CZE2020 <- ggplot(dataset %>% filter(Country == "CZE", Year == 2020), 
                  aes(Industry, Profit, fill = Industry)) +
  geom_bar(stat = "summary", fun.y = "mean") +
  labs(title = "CZE2020", x = "") + 
  scale_fill_brewer(palette = "Set2") +
  ylim(0, 100000) +
  theme(axis.title.x=element_blank(),
        axis.text.x=element_blank(),
        axis.ticks.x=element_blank())

# Plotting all graphs together
library(patchwork)
(NED2019 + NED2020) / (CZE2019 + CZE2020)

  1. Developments in CZE are in line with expectations. But how do you explain that profits in the NED are higher in 2020 than in 2019 (except for manufacturing)?

Well, this is a good research question.

To answer it, a researcher should:

  • clearly identify the contribution of examining this question

  • review the relevant literature and develop a theory explaining the determinants of the heterogeneity of the impacts

  • formulate variables for the empirical model

  • to test the theory and compare the results with expectations and other relevant studies

5 Practice (the R-basics)

The following section provides the answers to the questions, but does not provide the code. It is up to you to develop it. Please note that there may be more ways to find the answer.

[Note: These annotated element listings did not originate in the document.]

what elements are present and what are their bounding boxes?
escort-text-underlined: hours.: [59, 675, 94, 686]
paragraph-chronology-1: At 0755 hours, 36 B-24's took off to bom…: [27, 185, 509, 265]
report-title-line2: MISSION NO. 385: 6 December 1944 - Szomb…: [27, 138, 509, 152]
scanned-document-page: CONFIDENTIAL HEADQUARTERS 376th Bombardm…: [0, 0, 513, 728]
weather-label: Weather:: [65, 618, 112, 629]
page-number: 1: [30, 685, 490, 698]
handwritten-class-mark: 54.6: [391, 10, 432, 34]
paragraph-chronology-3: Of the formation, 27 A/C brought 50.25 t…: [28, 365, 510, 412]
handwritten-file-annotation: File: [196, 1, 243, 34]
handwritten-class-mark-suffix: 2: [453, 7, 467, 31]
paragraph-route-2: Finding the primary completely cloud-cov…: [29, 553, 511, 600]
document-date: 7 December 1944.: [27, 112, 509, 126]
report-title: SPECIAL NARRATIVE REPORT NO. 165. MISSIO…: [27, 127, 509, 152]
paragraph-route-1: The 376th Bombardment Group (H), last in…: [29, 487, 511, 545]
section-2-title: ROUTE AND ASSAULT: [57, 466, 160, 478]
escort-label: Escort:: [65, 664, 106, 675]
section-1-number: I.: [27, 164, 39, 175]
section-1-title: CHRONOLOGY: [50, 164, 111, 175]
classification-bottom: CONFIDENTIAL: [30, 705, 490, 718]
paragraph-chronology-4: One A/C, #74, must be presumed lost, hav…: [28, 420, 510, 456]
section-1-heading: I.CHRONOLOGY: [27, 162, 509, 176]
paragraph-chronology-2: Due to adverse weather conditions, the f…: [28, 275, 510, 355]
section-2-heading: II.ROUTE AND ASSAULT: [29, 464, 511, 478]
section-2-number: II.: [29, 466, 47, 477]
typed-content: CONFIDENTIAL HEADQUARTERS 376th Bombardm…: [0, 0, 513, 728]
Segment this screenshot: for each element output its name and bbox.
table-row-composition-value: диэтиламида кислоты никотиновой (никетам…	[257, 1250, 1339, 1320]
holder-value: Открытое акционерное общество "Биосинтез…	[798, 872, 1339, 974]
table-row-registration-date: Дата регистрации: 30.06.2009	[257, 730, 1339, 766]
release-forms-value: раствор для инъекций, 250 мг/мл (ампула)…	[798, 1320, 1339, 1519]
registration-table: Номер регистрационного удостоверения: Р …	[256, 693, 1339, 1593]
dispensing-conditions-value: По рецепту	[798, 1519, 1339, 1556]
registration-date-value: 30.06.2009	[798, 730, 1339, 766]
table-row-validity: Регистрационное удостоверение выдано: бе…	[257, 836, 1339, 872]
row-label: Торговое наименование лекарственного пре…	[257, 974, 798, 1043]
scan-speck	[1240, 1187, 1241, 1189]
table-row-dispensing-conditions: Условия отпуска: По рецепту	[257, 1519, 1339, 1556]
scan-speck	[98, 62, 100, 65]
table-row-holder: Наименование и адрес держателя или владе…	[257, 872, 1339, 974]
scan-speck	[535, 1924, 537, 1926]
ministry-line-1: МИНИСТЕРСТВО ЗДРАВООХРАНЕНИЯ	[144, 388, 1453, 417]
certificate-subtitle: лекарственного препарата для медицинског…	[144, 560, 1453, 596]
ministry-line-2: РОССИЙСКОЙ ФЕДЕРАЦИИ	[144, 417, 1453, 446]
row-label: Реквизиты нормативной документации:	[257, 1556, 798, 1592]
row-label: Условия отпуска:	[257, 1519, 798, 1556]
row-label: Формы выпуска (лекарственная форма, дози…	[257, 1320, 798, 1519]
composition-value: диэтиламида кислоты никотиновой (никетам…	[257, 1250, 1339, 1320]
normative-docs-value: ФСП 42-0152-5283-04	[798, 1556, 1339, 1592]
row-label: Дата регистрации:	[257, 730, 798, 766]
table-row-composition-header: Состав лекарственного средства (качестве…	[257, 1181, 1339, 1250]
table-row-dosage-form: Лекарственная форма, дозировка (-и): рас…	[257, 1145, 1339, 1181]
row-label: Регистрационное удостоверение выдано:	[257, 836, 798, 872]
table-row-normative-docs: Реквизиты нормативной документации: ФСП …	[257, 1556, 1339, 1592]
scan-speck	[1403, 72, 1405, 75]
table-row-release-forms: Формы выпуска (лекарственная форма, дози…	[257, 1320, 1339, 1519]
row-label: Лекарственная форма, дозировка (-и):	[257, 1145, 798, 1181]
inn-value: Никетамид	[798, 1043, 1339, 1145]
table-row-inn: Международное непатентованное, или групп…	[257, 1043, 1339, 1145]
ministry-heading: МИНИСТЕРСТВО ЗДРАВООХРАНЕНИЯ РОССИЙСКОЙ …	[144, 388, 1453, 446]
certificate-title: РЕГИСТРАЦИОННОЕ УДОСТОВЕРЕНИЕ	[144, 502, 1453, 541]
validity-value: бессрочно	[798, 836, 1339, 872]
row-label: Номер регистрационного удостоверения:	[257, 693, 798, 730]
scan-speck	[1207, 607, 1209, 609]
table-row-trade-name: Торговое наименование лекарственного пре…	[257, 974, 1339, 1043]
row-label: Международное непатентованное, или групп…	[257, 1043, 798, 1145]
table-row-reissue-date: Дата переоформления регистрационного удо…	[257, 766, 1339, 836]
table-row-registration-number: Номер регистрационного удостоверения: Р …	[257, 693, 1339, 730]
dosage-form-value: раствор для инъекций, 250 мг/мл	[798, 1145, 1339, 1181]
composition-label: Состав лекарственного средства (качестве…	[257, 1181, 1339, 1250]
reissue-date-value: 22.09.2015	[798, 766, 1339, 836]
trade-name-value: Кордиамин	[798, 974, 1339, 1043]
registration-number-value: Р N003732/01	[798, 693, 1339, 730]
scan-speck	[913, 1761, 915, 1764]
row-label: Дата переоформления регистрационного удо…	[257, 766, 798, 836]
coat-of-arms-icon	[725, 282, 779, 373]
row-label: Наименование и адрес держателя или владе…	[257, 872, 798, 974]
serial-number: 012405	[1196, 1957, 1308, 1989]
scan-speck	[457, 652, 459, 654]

  1. What is the minimum for Revenue?
## [1] 107043
  1. What is the standard deviation for Revenue in SWE?
## [1] 160171.4
  1. What is the difference between the minimum and maximum ESG score in NED?
##    vars   n  mean   sd median trimmed   mad min max range skew kurtosis   se
## X1    1 108 48.66 15.9     47   47.86 13.34  16  95    79 0.46      0.2 1.53
## [1] 79
  1. Visualise the development of ESG in SWE over time graphically

  2. What is the difference between 2020 and 2019 Profit in ESP?

## [1] 20768.58
  1. Is the increase in the 2020 Profit in ESP (compared to 2019) statistically significant?
## 
##  Wilcoxon signed rank exact test
## 
## data:  ESPP2019$Profit and ESPP2020$Profit
## V = 21, p-value = 0.1763
## alternative hypothesis: true location shift is not equal to 0
  1. What is the relation between Orders and Profit (with a cross-country and cross-industry breakdown)?

  2. How strong is the association between Orders and Profit (separately for each country and industry)?